Safety, immunogenicity, and surrogate markers of clinical efficacy for modified vaccinia Ankara as a smallpox vaccine in HIV-infected subjects

Richard N Greenberg, Edgar Turner Overton, David W Haas, Ian Frank, Mitchell Goldman, Alfred von Krempelhuber, Garth Virgin, Nicole Bädeker, Jens Vollmar, Paul Chaplin, Richard N Greenberg, Edgar Turner Overton, David W Haas, Ian Frank, Mitchell Goldman, Alfred von Krempelhuber, Garth Virgin, Nicole Bädeker, Jens Vollmar, Paul Chaplin

Abstract

Background: Human immunodeficiency virus (HIV)-infected persons are at higher risk for serious complications associated with traditional smallpox vaccines. Alternative smallpox vaccines with an improved safety profile would address this unmet medical need.

Methods: The safety and immunogenicity of modified vaccinia Ankara (MVA) was assessed in 91 HIV-infected adult subjects (CD4(+) T-cell counts, ≥350 cells/mm(3)) and 60 uninfected volunteers. The primary objectives were to evaluate the safety of MVA and immunogenicity in HIV-infected and uninfected subjects. As a measure of the potential efficacy of MVA, the ability to boost the memory response in people previously vaccinated against smallpox was evaluated by the inclusion of vaccinia-experienced HIV-infected and HIV-uninfected subjects.

Results: MVA was well tolerated and immunogenic in all subjects. Antibody responses were comparable between uninfected and HIV-infected populations, with only 1 significantly lower total antibody titer at 2 weeks after the second vaccination, while no significant differences were observed for neutralizing antibodies.

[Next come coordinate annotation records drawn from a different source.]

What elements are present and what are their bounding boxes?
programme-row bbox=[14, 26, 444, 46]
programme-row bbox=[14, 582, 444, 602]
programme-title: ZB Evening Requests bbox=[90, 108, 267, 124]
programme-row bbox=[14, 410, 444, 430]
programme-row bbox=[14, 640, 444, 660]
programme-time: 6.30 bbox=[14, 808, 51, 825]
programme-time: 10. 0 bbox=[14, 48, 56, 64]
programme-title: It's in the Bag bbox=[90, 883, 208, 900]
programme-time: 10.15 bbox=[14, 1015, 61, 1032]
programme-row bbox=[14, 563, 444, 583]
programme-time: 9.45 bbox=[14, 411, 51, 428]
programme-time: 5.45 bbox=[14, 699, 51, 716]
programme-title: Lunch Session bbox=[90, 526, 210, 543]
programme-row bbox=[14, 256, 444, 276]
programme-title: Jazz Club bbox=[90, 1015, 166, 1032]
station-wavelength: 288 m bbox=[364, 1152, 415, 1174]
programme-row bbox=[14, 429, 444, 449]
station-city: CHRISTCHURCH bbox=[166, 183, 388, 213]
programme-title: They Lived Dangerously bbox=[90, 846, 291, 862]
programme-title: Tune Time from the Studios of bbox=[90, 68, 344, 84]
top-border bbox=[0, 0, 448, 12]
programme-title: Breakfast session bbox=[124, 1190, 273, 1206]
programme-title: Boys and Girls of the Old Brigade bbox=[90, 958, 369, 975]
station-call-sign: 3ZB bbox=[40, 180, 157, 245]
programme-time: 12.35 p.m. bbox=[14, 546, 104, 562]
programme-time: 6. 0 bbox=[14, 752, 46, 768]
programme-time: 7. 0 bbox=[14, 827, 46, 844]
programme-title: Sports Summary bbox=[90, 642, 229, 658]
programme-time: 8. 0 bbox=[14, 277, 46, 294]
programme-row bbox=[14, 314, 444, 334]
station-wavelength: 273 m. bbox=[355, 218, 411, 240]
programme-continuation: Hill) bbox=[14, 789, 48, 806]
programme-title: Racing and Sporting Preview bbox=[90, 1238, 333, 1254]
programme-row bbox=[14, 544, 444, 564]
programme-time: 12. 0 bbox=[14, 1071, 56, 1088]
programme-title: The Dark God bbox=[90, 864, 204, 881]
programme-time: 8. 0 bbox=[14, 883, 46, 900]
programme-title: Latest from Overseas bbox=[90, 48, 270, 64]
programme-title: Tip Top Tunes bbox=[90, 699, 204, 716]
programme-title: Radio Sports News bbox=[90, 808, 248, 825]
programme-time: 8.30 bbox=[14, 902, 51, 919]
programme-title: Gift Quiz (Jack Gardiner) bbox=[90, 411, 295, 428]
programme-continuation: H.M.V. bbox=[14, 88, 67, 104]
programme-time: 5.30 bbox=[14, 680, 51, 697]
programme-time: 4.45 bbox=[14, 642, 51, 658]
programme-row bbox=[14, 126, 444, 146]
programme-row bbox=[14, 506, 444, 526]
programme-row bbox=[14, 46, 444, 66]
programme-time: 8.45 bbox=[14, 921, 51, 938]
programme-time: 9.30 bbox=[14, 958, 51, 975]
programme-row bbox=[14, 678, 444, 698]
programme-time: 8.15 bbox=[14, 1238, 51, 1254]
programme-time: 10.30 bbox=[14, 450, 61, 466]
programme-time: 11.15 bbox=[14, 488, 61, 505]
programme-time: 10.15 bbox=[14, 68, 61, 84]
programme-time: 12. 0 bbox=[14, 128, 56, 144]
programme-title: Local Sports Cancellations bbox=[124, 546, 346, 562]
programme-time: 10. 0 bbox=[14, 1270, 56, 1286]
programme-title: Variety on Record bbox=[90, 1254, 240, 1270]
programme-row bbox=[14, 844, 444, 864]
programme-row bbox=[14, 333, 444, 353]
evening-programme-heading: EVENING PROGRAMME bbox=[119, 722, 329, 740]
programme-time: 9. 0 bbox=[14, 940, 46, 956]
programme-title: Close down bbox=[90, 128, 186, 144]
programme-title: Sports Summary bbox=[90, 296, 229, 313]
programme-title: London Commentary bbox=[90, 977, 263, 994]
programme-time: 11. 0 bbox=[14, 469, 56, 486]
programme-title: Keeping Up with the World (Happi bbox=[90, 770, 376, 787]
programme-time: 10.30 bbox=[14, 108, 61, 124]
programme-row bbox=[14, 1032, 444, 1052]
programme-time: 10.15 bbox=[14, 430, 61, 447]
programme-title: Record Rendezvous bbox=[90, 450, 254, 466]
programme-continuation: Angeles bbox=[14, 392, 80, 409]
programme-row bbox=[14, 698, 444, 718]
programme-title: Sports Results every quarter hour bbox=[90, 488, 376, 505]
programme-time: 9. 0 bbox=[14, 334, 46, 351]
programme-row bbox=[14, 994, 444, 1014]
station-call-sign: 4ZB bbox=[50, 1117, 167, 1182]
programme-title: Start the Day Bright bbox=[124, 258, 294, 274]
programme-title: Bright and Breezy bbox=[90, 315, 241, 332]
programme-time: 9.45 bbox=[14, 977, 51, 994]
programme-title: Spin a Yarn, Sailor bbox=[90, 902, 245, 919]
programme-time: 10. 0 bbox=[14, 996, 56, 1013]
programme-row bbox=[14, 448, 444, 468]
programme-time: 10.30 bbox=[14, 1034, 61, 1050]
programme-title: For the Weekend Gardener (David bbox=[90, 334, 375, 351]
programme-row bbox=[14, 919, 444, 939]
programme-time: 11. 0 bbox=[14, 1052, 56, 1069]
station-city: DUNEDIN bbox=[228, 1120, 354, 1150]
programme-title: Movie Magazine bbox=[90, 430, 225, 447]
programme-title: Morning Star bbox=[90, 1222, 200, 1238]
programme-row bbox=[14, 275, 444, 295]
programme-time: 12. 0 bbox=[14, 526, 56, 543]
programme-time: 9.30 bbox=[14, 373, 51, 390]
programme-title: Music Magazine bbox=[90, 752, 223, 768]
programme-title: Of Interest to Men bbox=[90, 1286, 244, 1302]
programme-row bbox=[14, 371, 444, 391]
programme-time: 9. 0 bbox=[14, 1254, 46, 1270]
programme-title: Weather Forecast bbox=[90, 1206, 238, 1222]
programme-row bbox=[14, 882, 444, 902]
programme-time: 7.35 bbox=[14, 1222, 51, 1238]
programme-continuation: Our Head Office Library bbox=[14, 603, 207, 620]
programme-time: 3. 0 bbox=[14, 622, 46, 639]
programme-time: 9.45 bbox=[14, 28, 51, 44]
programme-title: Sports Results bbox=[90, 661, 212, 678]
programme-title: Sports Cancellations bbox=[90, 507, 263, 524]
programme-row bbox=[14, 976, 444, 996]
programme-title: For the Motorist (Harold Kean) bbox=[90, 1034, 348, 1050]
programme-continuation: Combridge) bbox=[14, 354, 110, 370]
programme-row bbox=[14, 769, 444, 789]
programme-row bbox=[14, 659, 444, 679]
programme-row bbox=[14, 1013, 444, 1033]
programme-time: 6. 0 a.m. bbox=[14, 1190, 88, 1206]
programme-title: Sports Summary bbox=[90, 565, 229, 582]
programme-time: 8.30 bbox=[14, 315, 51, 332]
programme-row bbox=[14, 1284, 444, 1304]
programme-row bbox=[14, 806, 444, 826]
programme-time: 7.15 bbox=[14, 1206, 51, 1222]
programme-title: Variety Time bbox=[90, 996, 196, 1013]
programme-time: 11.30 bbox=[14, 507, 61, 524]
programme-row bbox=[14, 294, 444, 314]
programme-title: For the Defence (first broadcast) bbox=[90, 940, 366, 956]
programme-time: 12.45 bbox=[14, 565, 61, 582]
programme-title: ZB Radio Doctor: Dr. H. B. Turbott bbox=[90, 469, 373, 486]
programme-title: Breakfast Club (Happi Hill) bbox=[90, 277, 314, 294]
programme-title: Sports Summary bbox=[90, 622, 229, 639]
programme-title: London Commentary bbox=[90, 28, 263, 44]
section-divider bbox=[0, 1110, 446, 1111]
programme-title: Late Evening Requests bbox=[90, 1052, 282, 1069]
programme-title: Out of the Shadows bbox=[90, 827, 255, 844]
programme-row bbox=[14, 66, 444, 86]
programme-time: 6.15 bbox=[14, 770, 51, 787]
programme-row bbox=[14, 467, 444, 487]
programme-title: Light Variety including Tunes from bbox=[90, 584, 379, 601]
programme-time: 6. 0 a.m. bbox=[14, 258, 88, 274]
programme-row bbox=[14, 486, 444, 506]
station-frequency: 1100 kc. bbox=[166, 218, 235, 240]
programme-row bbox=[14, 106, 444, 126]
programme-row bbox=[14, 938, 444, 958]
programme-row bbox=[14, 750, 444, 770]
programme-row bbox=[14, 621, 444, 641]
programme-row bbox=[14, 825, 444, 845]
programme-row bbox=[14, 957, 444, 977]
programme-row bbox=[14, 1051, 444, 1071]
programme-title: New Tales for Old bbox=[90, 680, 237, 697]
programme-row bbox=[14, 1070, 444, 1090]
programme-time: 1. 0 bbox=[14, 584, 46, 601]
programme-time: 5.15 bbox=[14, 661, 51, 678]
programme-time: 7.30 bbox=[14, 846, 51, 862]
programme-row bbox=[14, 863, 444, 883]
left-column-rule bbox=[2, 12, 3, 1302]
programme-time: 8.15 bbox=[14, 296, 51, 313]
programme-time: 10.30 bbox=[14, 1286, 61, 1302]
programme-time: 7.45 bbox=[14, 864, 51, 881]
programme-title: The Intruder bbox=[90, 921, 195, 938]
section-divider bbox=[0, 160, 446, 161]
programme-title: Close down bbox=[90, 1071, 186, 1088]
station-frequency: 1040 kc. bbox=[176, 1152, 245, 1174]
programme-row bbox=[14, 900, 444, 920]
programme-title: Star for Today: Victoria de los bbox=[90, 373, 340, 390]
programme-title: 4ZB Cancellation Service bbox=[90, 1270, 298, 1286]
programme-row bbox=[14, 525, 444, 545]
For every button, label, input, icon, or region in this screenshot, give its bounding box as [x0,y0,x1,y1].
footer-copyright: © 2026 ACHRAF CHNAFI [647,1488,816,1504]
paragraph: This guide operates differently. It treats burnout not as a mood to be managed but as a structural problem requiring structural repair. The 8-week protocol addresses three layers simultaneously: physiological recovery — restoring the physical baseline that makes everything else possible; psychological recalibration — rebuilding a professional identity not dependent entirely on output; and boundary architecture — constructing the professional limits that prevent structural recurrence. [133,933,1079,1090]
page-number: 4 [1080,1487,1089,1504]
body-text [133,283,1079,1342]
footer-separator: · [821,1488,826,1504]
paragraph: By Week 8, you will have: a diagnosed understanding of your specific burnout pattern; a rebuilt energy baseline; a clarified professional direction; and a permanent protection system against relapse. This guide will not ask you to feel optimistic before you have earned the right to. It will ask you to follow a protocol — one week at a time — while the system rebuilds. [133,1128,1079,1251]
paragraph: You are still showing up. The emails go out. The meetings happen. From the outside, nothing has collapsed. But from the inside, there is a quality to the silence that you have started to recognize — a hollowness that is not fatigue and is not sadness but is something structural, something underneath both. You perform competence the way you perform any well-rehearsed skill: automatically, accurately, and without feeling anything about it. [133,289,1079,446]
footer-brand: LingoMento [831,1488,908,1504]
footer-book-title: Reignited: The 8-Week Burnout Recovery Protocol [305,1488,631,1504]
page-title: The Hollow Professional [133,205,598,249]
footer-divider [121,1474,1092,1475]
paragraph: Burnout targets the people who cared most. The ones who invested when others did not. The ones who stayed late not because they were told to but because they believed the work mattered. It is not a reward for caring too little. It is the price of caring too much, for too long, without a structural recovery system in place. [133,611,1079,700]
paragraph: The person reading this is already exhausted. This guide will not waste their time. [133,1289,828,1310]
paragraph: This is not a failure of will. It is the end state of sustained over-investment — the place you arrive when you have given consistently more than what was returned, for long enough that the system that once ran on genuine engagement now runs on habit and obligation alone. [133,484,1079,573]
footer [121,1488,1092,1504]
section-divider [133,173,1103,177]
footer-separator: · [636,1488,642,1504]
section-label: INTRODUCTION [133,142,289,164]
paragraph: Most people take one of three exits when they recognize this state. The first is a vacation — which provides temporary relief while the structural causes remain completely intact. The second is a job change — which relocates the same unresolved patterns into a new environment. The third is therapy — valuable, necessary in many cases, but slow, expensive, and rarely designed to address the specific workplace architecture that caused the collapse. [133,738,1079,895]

MVA rapidly boosted the antibody responses in vaccinia-experienced subjects, supporting the efficacy of MVA against variola.

Conclusions: MVA is a promising candidate as a safer smallpox vaccine, even for immunocompromised individuals, a group for whom current smallpox vaccines have an unacceptable safety profile.

Trial registration: ClinicalTrials.gov NCT00189904.

Figures

Figure 1.
Figure 1.
Disposition of subjects and data sets analyzed. Of 208 screened volunteers, 151 subjects were assessed eligible for enrollment, allocated to 1 of 4 study groups, and received at least 1 vaccination (full analysis set [FAS]). Sixteen subjects were excluded from the per-protocol analysis set (PPS; n = 135). The active phase of the study is up to the visit for the last vaccination, and the follow-up (FU) phase is at least 26 weeks after last vaccination. Abbreviations: exp, experienced; HIV, human immunodeficiency virus. aTwo of these subjects completed the follow-up phase.
Figure 2.
Figure 2.
Kinetics of humoral immune responses following vaccination(s) with modified vaccinia Ankara. Total and neutralizing antibody responses were analyzed by an enzyme-linked immunosorbent assay (ELISA; A and B) and plaque reduction neutralization test (PRNT; C and D) following vaccination(s). All vaccinia-naive subjects received 2 vaccinations, at weeks 0 and 4, while all vaccinia-experienced subjects only received a single vaccination, at week 0. The graphs illustrate the seroconversion rates (A: ELISA; C: PRNT) and the geometric mean titers (GMTs), calculated by the antilogarithm of the mean log10 titer, together with the 95% confidence interval (CI; B: ELISA; D: PRNT). Seroconversion was defined as a postvaccination titer greater than or equal to the assay cutoff (50 in ELISA, 10 in PRNT) or, for previously seropositive subjects, a ≥2-fold increase in titer as compared to the prevaccination value.